Good mentors have keen eyesight that cuts through confusion and clutter like a searchlight in the night sky. They can focus on what is important for any protégé’s job. That’s why the good ones are hardly ever “baby-sitting” psychological counsellors. They have been there in the heat of battle as line managers.

They can articulate a protégé’s concerns more clearly than he or she can. They don’t need to read personal CVs to figure out what a protégé knows.

Mentors focus on results and on people. They build on strengths and stimulate personal growth. They know what their protégés can do and challenge them to do it. They think it foolish to worry about weakness as they know they have to live with it if they want strengths. Every one of us has an Achilles heel.

Unlike parents, mentors don’t lecture. They know exactly when to shut up. Parents, especially fathers, don’t.

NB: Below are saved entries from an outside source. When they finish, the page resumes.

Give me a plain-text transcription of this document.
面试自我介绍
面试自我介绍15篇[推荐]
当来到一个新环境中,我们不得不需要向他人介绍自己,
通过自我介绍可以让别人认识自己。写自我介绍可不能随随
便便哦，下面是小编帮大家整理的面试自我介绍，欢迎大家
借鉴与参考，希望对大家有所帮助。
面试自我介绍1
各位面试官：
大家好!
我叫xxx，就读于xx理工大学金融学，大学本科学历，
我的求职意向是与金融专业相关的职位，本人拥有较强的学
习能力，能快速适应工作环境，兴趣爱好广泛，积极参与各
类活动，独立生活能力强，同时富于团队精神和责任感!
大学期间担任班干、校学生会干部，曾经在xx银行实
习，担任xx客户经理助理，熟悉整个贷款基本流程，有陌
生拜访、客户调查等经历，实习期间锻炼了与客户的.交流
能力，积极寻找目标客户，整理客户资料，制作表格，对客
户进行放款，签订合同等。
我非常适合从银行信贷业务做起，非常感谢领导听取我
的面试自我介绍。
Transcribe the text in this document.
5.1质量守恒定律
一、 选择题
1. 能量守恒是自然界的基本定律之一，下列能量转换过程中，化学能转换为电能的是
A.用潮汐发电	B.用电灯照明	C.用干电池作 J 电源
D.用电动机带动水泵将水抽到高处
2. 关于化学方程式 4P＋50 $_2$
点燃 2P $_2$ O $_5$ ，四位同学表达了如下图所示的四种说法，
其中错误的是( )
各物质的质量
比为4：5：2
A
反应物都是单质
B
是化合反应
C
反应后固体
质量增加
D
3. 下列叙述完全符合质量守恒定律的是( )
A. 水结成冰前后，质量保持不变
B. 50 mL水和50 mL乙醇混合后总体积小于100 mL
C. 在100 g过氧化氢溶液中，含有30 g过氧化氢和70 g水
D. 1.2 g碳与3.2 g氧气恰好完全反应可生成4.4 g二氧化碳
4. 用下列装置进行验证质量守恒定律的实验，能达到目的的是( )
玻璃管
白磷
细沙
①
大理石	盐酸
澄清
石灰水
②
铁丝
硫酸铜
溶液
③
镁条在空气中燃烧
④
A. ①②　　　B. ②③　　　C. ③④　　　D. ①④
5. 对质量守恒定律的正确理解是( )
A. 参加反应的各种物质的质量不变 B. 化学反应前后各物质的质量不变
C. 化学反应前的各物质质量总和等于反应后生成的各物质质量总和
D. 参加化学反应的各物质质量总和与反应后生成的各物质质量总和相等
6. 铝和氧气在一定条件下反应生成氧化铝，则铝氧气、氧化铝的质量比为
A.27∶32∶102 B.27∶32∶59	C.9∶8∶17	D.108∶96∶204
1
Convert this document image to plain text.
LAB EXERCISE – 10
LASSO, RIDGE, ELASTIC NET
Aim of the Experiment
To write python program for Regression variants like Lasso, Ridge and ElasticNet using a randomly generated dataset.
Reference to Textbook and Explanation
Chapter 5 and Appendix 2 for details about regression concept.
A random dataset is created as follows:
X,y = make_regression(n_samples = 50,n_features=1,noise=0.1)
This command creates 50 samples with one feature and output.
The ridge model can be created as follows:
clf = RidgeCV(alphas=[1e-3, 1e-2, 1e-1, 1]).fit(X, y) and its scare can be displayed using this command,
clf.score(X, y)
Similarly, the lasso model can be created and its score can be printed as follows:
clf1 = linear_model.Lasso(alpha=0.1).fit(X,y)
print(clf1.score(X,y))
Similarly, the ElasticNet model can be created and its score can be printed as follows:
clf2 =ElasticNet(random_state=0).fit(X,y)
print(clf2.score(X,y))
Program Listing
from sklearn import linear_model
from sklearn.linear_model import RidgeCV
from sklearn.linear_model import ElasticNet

In the end, we choose our mentors. They can’t nominate themselves. Organisations know who they are. However, their contribution has to be 100% voluntary, 100% self-motivated and 100% self-serving: “It will be to my own personal advantage if these task managers are successful,” is the thinking required. “Do-gooding” or managing by the numbers is deadly for any enterprise.

Look for mentors who can offer focused practical advice within a useful ethical framework. Then let them develop managers who will make resources productive. They are worth more than all the minerals we have or a lot of the costly and wasteful “entertrainment” activities and programmes provided by business schools and corporate “universities”.

A well-designed and resourced mentorship programme that focuses on results will lever up productivity enormously in every company. It will also build a new generation of effective managers — not bureaucrats.

Ted Black and Van Hoek consult, coach and write. They have started Banesa Pula, an entrepreneurial development centre for the youth near Hammanskraal.